Oh good grief. Spare me. Was Castro such a hack coming out with that himself, or were the lines fed to him by another hack, probably foreign and not so far away based?
In fact, the more I write this essay, the more ludicrous the entire Castro assassination thing sounds. So Castro, anti-US hero? I don’t think so. But gee, it also kept the leftists quiet for a while, didn’t it?
I wouldn’t be at all surprised if, a couple of decades from now, we read some declassified information that says that Fidel was a US collaborator all along, in much the same way as Lech Wa??sa (of plucky Polish Solidarity fame) was recently outed as an intelligence asset (codename “Bolek”) who was taking money from, well, everyone–capitalist, communist and eucharistic (the Vatican). He didn’t care as long as someone was willing to pay him. Glowing write-ups of the Solidarity movement are in many modern high-school history textbooks and, I’m sorry to tell you, but it’s all One Giant Fake. A movement led by an informer happy to sing like a bird and do whatever he was told in exchange for hard cash? Such integrity. Interestingly, like Castro, Wa??sa was also President, but only for ten years (poor thing).
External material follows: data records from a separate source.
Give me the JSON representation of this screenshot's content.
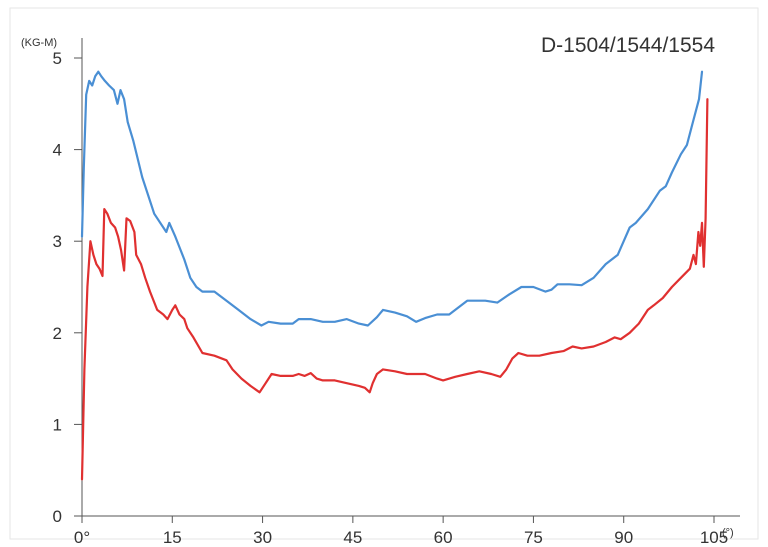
{
  "chart_data": {
    "type": "line",
    "title": "D-1504/1544/1554",
    "ylabel": "(KG-M)",
    "xunit": "(°)",
    "xlim": [
      0,
      105
    ],
    "ylim": [
      0,
      5
    ],
    "x_ticks": [
      0,
      15,
      30,
      45,
      60,
      75,
      90,
      105
    ],
    "x_tick_labels": [
      "0°",
      "15",
      "30",
      "45",
      "60",
      "75",
      "90",
      "105"
    ],
    "y_ticks": [
      0,
      1,
      2,
      3,
      4,
      5
    ],
    "y_tick_labels": [
      "0",
      "1",
      "2",
      "3",
      "4",
      "5"
    ],
    "grid": false,
    "series": [
      {
        "color": "#4a8fd4",
        "points": [
          [
            0,
            3.05
          ],
          [
            0.3,
            3.8
          ],
          [
            0.7,
            4.6
          ],
          [
            1.2,
            4.75
          ],
          [
            1.7,
            4.7
          ],
          [
            2.2,
            4.8
          ],
          [
            2.7,
            4.85
          ],
          [
            3.2,
            4.8
          ],
          [
            3.8,
            4.75
          ],
          [
            4.5,
            4.7
          ],
          [
            5.3,
            4.65
          ],
          [
            5.9,
            4.5
          ],
          [
            6.4,
            4.65
          ],
          [
            7.0,
            4.55
          ],
          [
            7.6,
            4.3
          ],
          [
            8.5,
            4.1
          ],
          [
            10,
            3.7
          ],
          [
            12,
            3.3
          ],
          [
            14,
            3.1
          ],
          [
            14.5,
            3.2
          ],
          [
            15.5,
            3.05
          ],
          [
            17,
            2.8
          ],
          [
            18,
            2.6
          ],
          [
            19,
            2.5
          ],
          [
            20,
            2.45
          ],
          [
            22,
            2.45
          ],
          [
            24,
            2.35
          ],
          [
            26,
            2.25
          ],
          [
            28,
            2.15
          ],
          [
            29.8,
            2.08
          ],
          [
            31,
            2.12
          ],
          [
            33,
            2.1
          ],
          [
            35,
            2.1
          ],
          [
            36,
            2.15
          ],
          [
            38,
            2.15
          ],
          [
            40,
            2.12
          ],
          [
            42,
            2.12
          ],
          [
            44,
            2.15
          ],
          [
            46,
            2.1
          ],
          [
            47.5,
            2.08
          ],
          [
            49,
            2.17
          ],
          [
            50,
            2.25
          ],
          [
            52,
            2.22
          ],
          [
            54,
            2.18
          ],
          [
            55.5,
            2.12
          ],
          [
            57,
            2.16
          ],
          [
            59,
            2.2
          ],
          [
            61,
            2.2
          ],
          [
            64,
            2.35
          ],
          [
            67,
            2.35
          ],
          [
            69,
            2.33
          ],
          [
            71,
            2.42
          ],
          [
            73,
            2.5
          ],
          [
            75,
            2.5
          ],
          [
            77,
            2.45
          ],
          [
            78,
            2.47
          ],
          [
            79,
            2.53
          ],
          [
            81,
            2.53
          ],
          [
            83,
            2.52
          ],
          [
            85,
            2.6
          ],
          [
            87,
            2.75
          ],
          [
            89,
            2.85
          ],
          [
            90,
            3.0
          ],
          [
            91,
            3.15
          ],
          [
            92,
            3.2
          ],
          [
            94,
            3.35
          ],
          [
            96,
            3.55
          ],
          [
            97,
            3.6
          ],
          [
            98,
            3.75
          ],
          [
            99.5,
            3.95
          ],
          [
            100.5,
            4.05
          ],
          [
            101.5,
            4.3
          ],
          [
            102.5,
            4.55
          ],
          [
            103,
            4.85
          ]
        ]
      },
      {
        "color": "#e03030",
        "points": [
          [
            0,
            0.4
          ],
          [
            0.4,
            1.6
          ],
          [
            0.9,
            2.5
          ],
          [
            1.4,
            3.0
          ],
          [
            1.9,
            2.85
          ],
          [
            2.4,
            2.75
          ],
          [
            2.9,
            2.7
          ],
          [
            3.4,
            2.62
          ],
          [
            3.7,
            3.35
          ],
          [
            4.2,
            3.3
          ],
          [
            4.8,
            3.2
          ],
          [
            5.5,
            3.15
          ],
          [
            6.0,
            3.05
          ],
          [
            6.5,
            2.9
          ],
          [
            7.0,
            2.68
          ],
          [
            7.4,
            3.25
          ],
          [
            8.0,
            3.22
          ],
          [
            8.7,
            3.1
          ],
          [
            9.0,
            2.85
          ],
          [
            9.8,
            2.75
          ],
          [
            10.5,
            2.6
          ],
          [
            11.3,
            2.45
          ],
          [
            12.5,
            2.25
          ],
          [
            13.5,
            2.2
          ],
          [
            14.2,
            2.15
          ],
          [
            15.0,
            2.25
          ],
          [
            15.5,
            2.3
          ],
          [
            16.2,
            2.2
          ],
          [
            17,
            2.15
          ],
          [
            17.5,
            2.05
          ],
          [
            18.5,
            1.95
          ],
          [
            20,
            1.78
          ],
          [
            22,
            1.75
          ],
          [
            24,
            1.7
          ],
          [
            25,
            1.6
          ],
          [
            26.5,
            1.5
          ],
          [
            28,
            1.42
          ],
          [
            29.5,
            1.35
          ],
          [
            30.5,
            1.45
          ],
          [
            31.5,
            1.55
          ],
          [
            33,
            1.53
          ],
          [
            35,
            1.53
          ],
          [
            36,
            1.55
          ],
          [
            37,
            1.53
          ],
          [
            38,
            1.56
          ],
          [
            39,
            1.5
          ],
          [
            40,
            1.48
          ],
          [
            42,
            1.48
          ],
          [
            44,
            1.45
          ],
          [
            46,
            1.42
          ],
          [
            47,
            1.4
          ],
          [
            47.8,
            1.35
          ],
          [
            48.3,
            1.45
          ],
          [
            49,
            1.55
          ],
          [
            50,
            1.6
          ],
          [
            52,
            1.58
          ],
          [
            54,
            1.55
          ],
          [
            57,
            1.55
          ],
          [
            59,
            1.5
          ],
          [
            60,
            1.48
          ],
          [
            62,
            1.52
          ],
          [
            64,
            1.55
          ],
          [
            66,
            1.58
          ],
          [
            68,
            1.55
          ],
          [
            69.5,
            1.52
          ],
          [
            70.5,
            1.6
          ],
          [
            71.5,
            1.72
          ],
          [
            72.5,
            1.78
          ],
          [
            74,
            1.75
          ],
          [
            76,
            1.75
          ],
          [
            78,
            1.78
          ],
          [
            80,
            1.8
          ],
          [
            81.5,
            1.85
          ],
          [
            83,
            1.83
          ],
          [
            85,
            1.85
          ],
          [
            87,
            1.9
          ],
          [
            88.5,
            1.95
          ],
          [
            89.5,
            1.93
          ],
          [
            91,
            2.0
          ],
          [
            92.5,
            2.1
          ],
          [
            94,
            2.25
          ],
          [
            95,
            2.3
          ],
          [
            96.5,
            2.38
          ],
          [
            98,
            2.5
          ],
          [
            99.5,
            2.6
          ],
          [
            101,
            2.7
          ],
          [
            101.6,
            2.85
          ],
          [
            102,
            2.75
          ],
          [
            102.4,
            3.1
          ],
          [
            102.7,
            2.95
          ],
          [
            103,
            3.2
          ],
          [
            103.3,
            2.72
          ],
          [
            103.6,
            3.25
          ],
          [
            103.9,
            4.55
          ]
        ]
      }
    ]
  }
}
I suppose his various paymasters were pretty happy with him because there were no “assassination attempts” needed to take him out. It’d be funny if it weren’t so tragic.
POSTSCRIPT: If you’re taking note of such things, and following the basic themes of this blog, be aware that Wa??sa received the Nobel Peace Prize in 1983, thus joining a long and illustrious list of Peace Prize laureates who did nothing, absolutely nothing, to justify such an honour. But I suppose that just makes it easier to identify such impostors.